Windows 10 Backup and Recovery Tools
Windows 10 has many new backup and recovery features.
There’s a PC Reset that allows you to restore Windows 10 while keeping your files, or even downgrade to your previous version of Windows (within the first 30 days of upgrading).
There is the Advanced Recovery environment which provides tools like System Restore, System Image Recovery, Startup Repair, Selective Startup, and a command prompt for advanced troubleshooting. You can access Advanced Options by holding down the Shift Key and clicking Restart.
You can also access the Advanced Options environment by creating Windows 10 recovery drive.
In addition to making a System Image, there is File History that can be configured to automatically back up your most important files to a separate drive or network location.
If you haven’t upgraded your Windows PC to Windows 10 yet, make sure you back up your data first, and with that, you might want to create a system image.
Creating a Partition
Now that you have a backup of all your data, you need to create another partition to install Windows 10 or the other operating system on.
Windows 7 and Windows Vista users may refer to the Microsoft article below:
Windows 8 users may try the following methods:
- Press Windows + R while on the desktop screen.
- Type diskmgmt.msc and hit OK.
- If you have ‘Unallocated Space’, right click on it to create a new partition or right click on the primary partition (or the partition you want to take out space from) and click on Shrink Volume.
- Input the size you want to keep for the new partition and follow the prompts to assign it a drive letter and finish creating a partition.
- Once you have Un-Allocated space, follow the instructions from step 3 in the section ” To create and format a new partition” mentioned in this article.
Keep in mind the disk space for applications, page file, drivers, and accumulation of data over time, while creating a partition.

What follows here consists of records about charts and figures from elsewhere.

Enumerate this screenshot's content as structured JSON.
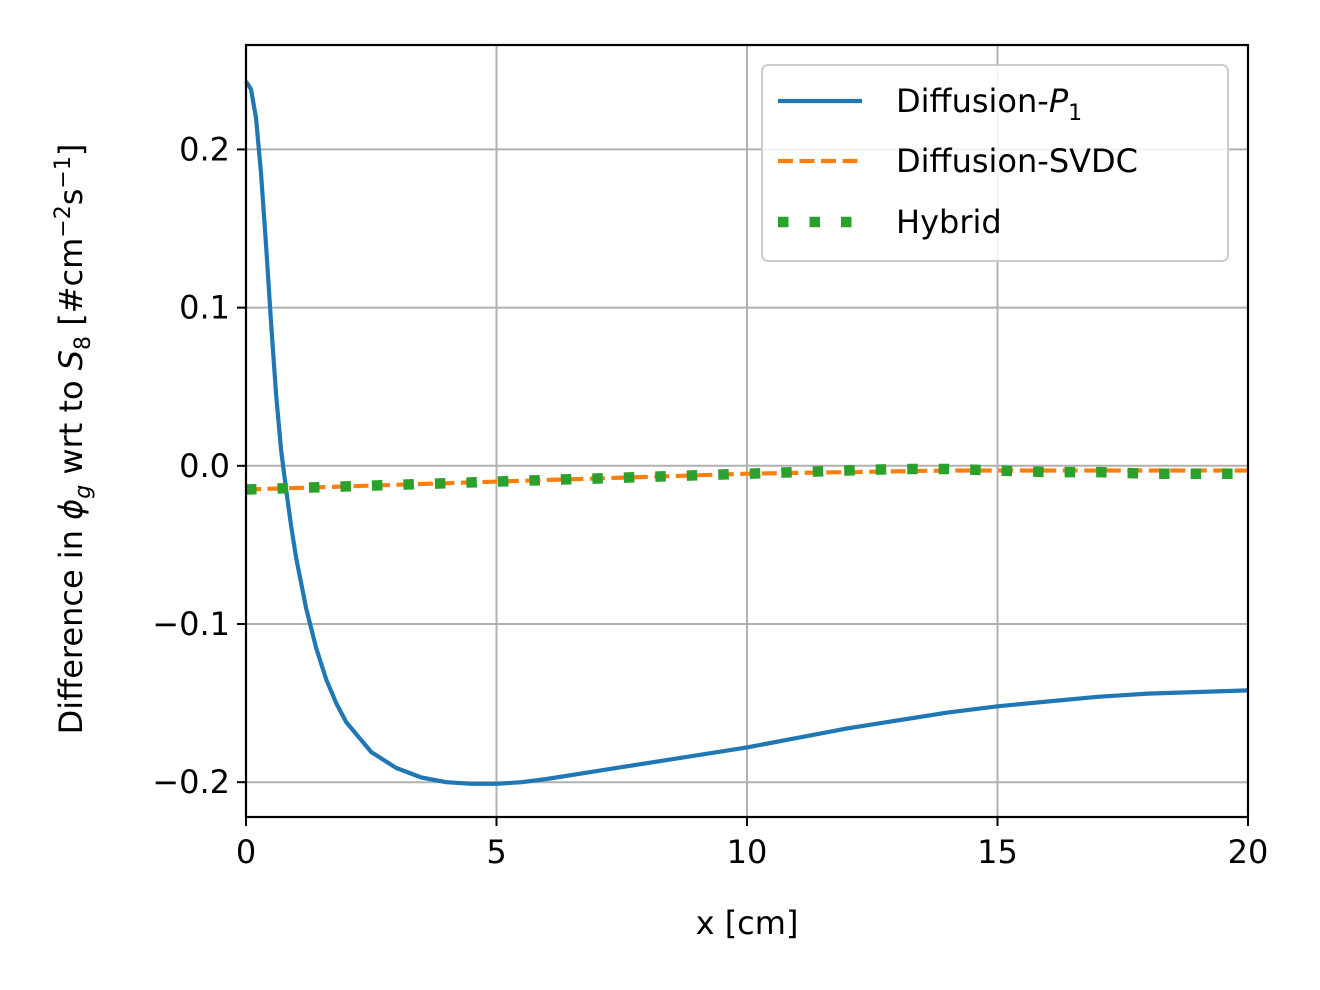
{
  "chart_data": {
    "type": "line",
    "xlabel": "x [cm]",
    "ylabel": {
      "prefix": "Difference in ",
      "phi": "ϕ",
      "phi_sub": "g",
      "mid": " wrt to ",
      "S": "S",
      "S_sub": "8",
      "unit_open": " [#cm",
      "exp1": "−2",
      "s": "s",
      "exp2": "−1",
      "unit_close": "]"
    },
    "xlim": [
      0,
      20
    ],
    "ylim": [
      -0.222,
      0.266
    ],
    "xticks": [
      0,
      5,
      10,
      15,
      20
    ],
    "xtick_labels": [
      "0",
      "5",
      "10",
      "15",
      "20"
    ],
    "yticks": [
      -0.2,
      -0.1,
      0.0,
      0.1,
      0.2
    ],
    "ytick_labels": [
      "−0.2",
      "−0.1",
      "0.0",
      "0.1",
      "0.2"
    ],
    "grid": true,
    "legend_position": "upper-right",
    "series": [
      {
        "name": "Diffusion-P",
        "name_sub": "1",
        "style": "solid",
        "color": "#1f77b4",
        "x": [
          0,
          0.1,
          0.2,
          0.3,
          0.4,
          0.5,
          0.6,
          0.7,
          0.8,
          0.9,
          1.0,
          1.2,
          1.4,
          1.6,
          1.8,
          2.0,
          2.5,
          3.0,
          3.5,
          4.0,
          4.5,
          5.0,
          5.5,
          6.0,
          7.0,
          8.0,
          9.0,
          10.0,
          11.0,
          12.0,
          13.0,
          14.0,
          15.0,
          16.0,
          17.0,
          18.0,
          19.0,
          20.0
        ],
        "y": [
          0.243,
          0.238,
          0.22,
          0.185,
          0.14,
          0.09,
          0.045,
          0.01,
          -0.015,
          -0.038,
          -0.058,
          -0.09,
          -0.115,
          -0.135,
          -0.15,
          -0.162,
          -0.181,
          -0.191,
          -0.197,
          -0.2,
          -0.201,
          -0.201,
          -0.2,
          -0.198,
          -0.193,
          -0.188,
          -0.183,
          -0.178,
          -0.172,
          -0.166,
          -0.161,
          -0.156,
          -0.152,
          -0.149,
          -0.146,
          -0.144,
          -0.143,
          -0.142
        ]
      },
      {
        "name": "Diffusion-SVDC",
        "style": "dashed",
        "color": "#ff7f0e",
        "x": [
          0,
          2,
          4,
          6,
          8,
          10,
          12,
          14,
          16,
          18,
          20
        ],
        "y": [
          -0.015,
          -0.013,
          -0.011,
          -0.009,
          -0.007,
          -0.005,
          -0.004,
          -0.003,
          -0.003,
          -0.003,
          -0.003
        ]
      },
      {
        "name": "Hybrid",
        "style": "dotted",
        "color": "#2ca02c",
        "x": [
          0,
          2,
          4,
          6,
          8,
          10,
          12,
          13,
          14,
          15,
          16,
          17,
          18,
          19,
          20
        ],
        "y": [
          -0.015,
          -0.013,
          -0.011,
          -0.009,
          -0.007,
          -0.005,
          -0.003,
          -0.002,
          -0.002,
          -0.003,
          -0.004,
          -0.004,
          -0.005,
          -0.005,
          -0.005
        ]
      }
    ]
  }
}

I’d suggest you to go with a minimum 60 to 100 GBs of space for Windows 10 testing.
Download Windows 10 ISO from Microsoft and create Media for installation
Start the Installation
Below we describe the standard way to start the installation, useful especially if you are dual booting a 64-bit version of Windows 10 alongside a 32-bit version of Windows. If you need to know more about the difference between the two versions and their compatibility, consider visiting our guide explaining it all:
Another way is to start the installation from within a running version Windows and select the partition where you would like to install Windows 10. See below for further instructions how to do so.

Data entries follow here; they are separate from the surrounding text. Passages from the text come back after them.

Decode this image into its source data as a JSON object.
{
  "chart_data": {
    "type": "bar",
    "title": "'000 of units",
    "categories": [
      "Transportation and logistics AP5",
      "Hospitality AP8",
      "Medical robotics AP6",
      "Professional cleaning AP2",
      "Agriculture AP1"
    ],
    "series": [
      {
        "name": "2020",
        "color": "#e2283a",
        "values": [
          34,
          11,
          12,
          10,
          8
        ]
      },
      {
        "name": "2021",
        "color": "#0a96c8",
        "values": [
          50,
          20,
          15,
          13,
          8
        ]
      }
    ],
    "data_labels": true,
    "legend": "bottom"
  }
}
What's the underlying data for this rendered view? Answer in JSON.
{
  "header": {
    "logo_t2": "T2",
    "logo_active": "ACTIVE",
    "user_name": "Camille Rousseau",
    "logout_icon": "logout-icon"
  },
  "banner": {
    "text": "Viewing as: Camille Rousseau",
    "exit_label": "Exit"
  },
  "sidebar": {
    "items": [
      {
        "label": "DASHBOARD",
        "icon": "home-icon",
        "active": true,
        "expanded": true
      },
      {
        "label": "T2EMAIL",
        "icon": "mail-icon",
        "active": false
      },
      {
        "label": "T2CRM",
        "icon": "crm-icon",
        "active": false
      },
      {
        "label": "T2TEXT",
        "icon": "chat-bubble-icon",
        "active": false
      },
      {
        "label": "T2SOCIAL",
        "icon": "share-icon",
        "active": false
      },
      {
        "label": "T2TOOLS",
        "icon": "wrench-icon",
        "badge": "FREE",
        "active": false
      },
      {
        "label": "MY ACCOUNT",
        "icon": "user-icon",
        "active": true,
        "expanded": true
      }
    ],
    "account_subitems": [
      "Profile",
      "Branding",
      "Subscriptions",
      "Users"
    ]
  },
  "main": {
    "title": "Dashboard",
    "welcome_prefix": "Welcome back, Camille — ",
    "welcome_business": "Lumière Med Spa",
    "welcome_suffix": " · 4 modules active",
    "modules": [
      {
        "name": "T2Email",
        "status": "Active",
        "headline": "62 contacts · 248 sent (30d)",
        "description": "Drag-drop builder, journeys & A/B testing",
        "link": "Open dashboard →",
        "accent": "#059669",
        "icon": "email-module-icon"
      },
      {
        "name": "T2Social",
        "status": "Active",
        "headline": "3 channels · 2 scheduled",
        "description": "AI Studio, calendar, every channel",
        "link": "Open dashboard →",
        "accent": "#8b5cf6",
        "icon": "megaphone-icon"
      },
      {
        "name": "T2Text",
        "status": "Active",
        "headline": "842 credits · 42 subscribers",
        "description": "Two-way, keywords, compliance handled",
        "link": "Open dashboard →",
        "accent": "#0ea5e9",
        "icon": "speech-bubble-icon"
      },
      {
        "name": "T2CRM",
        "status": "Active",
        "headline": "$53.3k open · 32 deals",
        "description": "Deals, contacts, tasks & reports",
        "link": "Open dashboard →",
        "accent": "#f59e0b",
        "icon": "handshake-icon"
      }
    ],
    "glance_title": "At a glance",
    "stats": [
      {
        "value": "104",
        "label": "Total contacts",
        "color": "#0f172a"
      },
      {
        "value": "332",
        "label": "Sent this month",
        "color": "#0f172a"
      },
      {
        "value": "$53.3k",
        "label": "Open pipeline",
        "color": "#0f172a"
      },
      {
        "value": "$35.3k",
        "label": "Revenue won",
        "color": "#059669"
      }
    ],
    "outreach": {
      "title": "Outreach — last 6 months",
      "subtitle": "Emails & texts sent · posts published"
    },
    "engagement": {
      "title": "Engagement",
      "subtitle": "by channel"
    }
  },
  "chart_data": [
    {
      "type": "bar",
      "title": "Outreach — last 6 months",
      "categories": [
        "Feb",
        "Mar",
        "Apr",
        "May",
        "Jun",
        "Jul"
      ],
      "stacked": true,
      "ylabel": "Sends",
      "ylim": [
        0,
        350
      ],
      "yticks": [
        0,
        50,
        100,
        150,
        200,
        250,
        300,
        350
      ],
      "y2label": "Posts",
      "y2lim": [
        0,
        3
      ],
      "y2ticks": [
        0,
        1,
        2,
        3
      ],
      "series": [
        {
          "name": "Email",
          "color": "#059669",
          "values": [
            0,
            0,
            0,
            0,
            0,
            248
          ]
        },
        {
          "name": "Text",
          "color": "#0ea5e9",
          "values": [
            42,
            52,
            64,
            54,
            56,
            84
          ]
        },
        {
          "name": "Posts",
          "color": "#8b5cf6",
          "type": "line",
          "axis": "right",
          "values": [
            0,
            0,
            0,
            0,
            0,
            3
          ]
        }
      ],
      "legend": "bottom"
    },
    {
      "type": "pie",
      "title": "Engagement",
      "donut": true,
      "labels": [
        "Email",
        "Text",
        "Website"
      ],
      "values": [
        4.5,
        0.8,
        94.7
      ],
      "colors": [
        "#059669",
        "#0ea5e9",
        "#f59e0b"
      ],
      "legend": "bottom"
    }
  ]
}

When you arrive at this screen, click Custom install Windows only (advanced).
Select the partition, click Next and wait while Windows installs.
Starting the Installation from Within a Running Version Windows
Please note, this only works for Windows 7 and Windows 8/8.1.

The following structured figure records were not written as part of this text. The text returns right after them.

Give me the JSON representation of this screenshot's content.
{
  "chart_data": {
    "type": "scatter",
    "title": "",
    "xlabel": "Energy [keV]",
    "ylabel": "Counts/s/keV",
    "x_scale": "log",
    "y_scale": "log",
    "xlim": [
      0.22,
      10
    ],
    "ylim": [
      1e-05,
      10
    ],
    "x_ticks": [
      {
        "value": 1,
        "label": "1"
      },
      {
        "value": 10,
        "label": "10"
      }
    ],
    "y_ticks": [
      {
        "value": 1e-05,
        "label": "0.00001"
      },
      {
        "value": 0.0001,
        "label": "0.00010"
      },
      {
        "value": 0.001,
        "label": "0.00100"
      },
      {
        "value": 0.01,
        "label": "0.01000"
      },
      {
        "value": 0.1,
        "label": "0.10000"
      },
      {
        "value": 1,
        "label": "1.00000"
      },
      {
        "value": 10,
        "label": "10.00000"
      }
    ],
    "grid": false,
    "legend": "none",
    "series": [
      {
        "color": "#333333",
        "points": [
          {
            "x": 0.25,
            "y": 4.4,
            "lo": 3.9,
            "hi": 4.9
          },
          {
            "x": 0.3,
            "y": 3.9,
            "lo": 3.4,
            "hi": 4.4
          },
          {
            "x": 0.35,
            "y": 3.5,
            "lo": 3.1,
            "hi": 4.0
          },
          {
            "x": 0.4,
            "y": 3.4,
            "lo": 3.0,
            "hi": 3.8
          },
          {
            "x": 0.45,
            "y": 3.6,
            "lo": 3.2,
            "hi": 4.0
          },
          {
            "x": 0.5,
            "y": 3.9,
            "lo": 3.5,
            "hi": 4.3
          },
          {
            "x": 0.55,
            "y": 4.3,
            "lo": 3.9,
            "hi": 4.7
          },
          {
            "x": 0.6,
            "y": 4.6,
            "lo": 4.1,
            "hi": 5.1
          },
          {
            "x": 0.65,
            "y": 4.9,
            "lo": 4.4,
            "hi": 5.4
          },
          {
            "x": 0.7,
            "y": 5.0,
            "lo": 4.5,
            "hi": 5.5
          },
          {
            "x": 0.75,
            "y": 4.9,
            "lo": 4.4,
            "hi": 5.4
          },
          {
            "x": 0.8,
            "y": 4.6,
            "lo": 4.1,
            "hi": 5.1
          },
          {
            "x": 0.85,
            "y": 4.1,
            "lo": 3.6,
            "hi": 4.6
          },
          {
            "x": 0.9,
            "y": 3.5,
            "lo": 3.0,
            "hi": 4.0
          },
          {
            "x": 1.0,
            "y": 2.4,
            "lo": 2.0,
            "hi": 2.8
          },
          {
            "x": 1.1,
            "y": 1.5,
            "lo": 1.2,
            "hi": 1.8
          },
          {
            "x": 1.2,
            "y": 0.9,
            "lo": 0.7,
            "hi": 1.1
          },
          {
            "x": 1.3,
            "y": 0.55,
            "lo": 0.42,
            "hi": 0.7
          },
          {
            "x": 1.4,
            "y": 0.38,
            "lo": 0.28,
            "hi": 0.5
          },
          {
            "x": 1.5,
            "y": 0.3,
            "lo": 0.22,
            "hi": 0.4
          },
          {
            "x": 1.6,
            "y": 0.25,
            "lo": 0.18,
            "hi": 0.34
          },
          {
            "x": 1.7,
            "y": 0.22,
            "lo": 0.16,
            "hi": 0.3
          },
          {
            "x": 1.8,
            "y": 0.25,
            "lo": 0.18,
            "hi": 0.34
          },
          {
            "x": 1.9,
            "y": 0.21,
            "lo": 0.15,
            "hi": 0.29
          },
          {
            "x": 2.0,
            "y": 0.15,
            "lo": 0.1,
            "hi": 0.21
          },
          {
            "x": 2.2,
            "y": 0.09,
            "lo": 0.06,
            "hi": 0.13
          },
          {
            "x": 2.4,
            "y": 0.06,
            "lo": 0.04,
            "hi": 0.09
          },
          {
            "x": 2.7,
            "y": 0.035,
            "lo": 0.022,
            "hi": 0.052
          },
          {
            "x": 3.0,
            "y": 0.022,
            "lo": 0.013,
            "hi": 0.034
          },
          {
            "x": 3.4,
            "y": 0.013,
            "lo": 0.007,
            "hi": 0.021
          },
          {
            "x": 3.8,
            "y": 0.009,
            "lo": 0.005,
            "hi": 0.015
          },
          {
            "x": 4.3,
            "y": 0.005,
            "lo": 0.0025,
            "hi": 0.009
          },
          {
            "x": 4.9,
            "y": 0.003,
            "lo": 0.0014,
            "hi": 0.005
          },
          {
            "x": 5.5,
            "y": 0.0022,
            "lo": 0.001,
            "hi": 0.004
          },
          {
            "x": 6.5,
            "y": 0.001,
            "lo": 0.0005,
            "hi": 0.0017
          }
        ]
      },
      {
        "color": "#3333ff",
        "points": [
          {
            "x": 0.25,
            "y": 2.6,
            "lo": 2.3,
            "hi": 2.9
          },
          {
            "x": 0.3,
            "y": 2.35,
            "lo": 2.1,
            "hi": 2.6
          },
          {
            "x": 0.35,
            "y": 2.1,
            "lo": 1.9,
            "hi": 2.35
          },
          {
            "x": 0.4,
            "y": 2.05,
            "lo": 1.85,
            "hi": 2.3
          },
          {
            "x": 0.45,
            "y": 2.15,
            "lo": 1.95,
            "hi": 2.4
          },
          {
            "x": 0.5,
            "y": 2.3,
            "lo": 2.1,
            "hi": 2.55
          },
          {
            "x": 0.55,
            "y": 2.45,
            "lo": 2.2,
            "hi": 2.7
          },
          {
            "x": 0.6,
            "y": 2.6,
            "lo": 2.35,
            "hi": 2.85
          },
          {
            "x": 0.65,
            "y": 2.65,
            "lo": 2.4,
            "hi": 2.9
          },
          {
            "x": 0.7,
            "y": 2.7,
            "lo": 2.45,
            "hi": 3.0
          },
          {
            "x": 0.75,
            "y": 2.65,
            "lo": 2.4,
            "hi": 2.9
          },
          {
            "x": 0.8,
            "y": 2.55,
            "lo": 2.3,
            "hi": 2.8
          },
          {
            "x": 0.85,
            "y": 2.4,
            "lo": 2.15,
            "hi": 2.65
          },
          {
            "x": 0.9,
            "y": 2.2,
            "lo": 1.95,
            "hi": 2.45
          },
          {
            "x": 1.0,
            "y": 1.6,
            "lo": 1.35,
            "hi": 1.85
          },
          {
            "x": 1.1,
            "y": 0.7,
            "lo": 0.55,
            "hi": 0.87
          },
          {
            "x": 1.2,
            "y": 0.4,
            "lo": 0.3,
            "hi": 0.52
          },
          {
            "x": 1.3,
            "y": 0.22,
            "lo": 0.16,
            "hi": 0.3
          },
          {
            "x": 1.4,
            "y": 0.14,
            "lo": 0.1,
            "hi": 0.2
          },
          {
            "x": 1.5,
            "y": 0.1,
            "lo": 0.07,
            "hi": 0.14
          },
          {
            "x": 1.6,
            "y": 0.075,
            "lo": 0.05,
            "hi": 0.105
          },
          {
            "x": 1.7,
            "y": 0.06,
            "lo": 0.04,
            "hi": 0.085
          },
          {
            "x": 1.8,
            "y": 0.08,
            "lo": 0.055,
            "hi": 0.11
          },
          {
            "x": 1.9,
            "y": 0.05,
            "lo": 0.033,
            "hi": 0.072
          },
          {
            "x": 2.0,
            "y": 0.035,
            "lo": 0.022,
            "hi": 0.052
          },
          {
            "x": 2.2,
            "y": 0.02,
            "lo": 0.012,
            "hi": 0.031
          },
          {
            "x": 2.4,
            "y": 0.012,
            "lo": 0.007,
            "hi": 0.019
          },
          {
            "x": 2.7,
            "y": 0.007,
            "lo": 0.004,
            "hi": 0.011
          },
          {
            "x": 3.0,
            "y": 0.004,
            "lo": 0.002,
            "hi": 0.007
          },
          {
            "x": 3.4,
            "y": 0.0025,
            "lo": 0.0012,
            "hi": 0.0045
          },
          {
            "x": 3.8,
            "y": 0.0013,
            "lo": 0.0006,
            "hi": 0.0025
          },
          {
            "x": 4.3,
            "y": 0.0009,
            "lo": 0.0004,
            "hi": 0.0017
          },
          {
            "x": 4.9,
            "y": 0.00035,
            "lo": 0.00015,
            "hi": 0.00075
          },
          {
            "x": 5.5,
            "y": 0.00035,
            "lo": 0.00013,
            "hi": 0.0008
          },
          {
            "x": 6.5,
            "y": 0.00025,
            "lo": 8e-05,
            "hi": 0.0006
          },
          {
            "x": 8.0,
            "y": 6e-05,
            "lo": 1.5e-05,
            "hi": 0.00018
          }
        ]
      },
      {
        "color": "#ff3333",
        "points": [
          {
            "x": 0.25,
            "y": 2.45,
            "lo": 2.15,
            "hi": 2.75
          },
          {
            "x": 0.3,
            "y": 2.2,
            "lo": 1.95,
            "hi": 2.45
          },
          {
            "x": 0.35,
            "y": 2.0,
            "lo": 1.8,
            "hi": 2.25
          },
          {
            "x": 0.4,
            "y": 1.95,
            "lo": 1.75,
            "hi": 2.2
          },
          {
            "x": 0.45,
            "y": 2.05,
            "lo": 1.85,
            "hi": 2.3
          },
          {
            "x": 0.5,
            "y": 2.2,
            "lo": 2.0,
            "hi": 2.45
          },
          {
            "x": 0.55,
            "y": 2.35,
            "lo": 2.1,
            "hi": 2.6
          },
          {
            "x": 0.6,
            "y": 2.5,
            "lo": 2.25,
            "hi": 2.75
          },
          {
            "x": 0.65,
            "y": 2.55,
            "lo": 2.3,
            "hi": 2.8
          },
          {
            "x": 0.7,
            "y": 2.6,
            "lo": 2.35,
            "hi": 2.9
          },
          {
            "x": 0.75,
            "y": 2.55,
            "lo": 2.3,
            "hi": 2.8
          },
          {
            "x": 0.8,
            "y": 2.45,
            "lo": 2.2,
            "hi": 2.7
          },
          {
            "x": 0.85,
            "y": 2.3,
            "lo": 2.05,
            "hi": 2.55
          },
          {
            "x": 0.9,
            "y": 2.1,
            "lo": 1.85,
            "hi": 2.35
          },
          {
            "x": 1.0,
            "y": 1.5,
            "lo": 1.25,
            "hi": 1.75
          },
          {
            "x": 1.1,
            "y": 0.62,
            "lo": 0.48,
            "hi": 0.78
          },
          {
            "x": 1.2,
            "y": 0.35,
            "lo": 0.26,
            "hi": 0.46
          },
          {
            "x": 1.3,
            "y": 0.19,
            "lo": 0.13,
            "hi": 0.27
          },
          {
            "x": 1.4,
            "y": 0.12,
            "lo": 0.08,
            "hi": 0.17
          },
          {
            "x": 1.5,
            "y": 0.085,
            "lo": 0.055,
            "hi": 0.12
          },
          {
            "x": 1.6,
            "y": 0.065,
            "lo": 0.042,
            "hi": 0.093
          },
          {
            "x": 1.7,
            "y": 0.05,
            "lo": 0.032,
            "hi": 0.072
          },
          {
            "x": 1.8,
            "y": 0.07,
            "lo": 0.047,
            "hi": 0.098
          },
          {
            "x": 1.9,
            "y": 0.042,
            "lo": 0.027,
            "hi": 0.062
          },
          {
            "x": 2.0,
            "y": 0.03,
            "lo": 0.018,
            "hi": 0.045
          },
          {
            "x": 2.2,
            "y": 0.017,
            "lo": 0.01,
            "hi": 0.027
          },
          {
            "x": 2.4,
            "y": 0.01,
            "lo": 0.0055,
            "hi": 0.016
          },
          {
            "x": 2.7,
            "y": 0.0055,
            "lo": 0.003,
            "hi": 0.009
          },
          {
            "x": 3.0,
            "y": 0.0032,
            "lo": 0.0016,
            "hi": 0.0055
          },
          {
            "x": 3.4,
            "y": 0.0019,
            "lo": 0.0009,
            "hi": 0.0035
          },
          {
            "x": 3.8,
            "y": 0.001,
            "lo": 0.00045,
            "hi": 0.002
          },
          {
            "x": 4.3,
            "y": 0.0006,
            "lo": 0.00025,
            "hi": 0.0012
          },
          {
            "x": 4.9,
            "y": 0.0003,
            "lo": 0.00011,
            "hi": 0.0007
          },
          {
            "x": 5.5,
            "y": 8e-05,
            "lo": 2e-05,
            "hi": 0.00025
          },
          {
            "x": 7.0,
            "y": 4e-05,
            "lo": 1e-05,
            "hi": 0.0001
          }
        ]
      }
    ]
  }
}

If you run the normal setup routine from within a running version of Windows, Windows 10 setup does not give you an option to perform a custom install. A quick workaround for this is to launch the classic setup routine. After inserting your Windows 10 installation media, browse it:
Open the Sources folder. Then double-click the Setup.exe file. There are multiple files listed with setup in the name, so make sure to select the one with only setup. Then go through the installation process.
When you have finally set up Windows 10 on your system, each time you start your computer, you will be given the option to choose which operating system you would like to Start.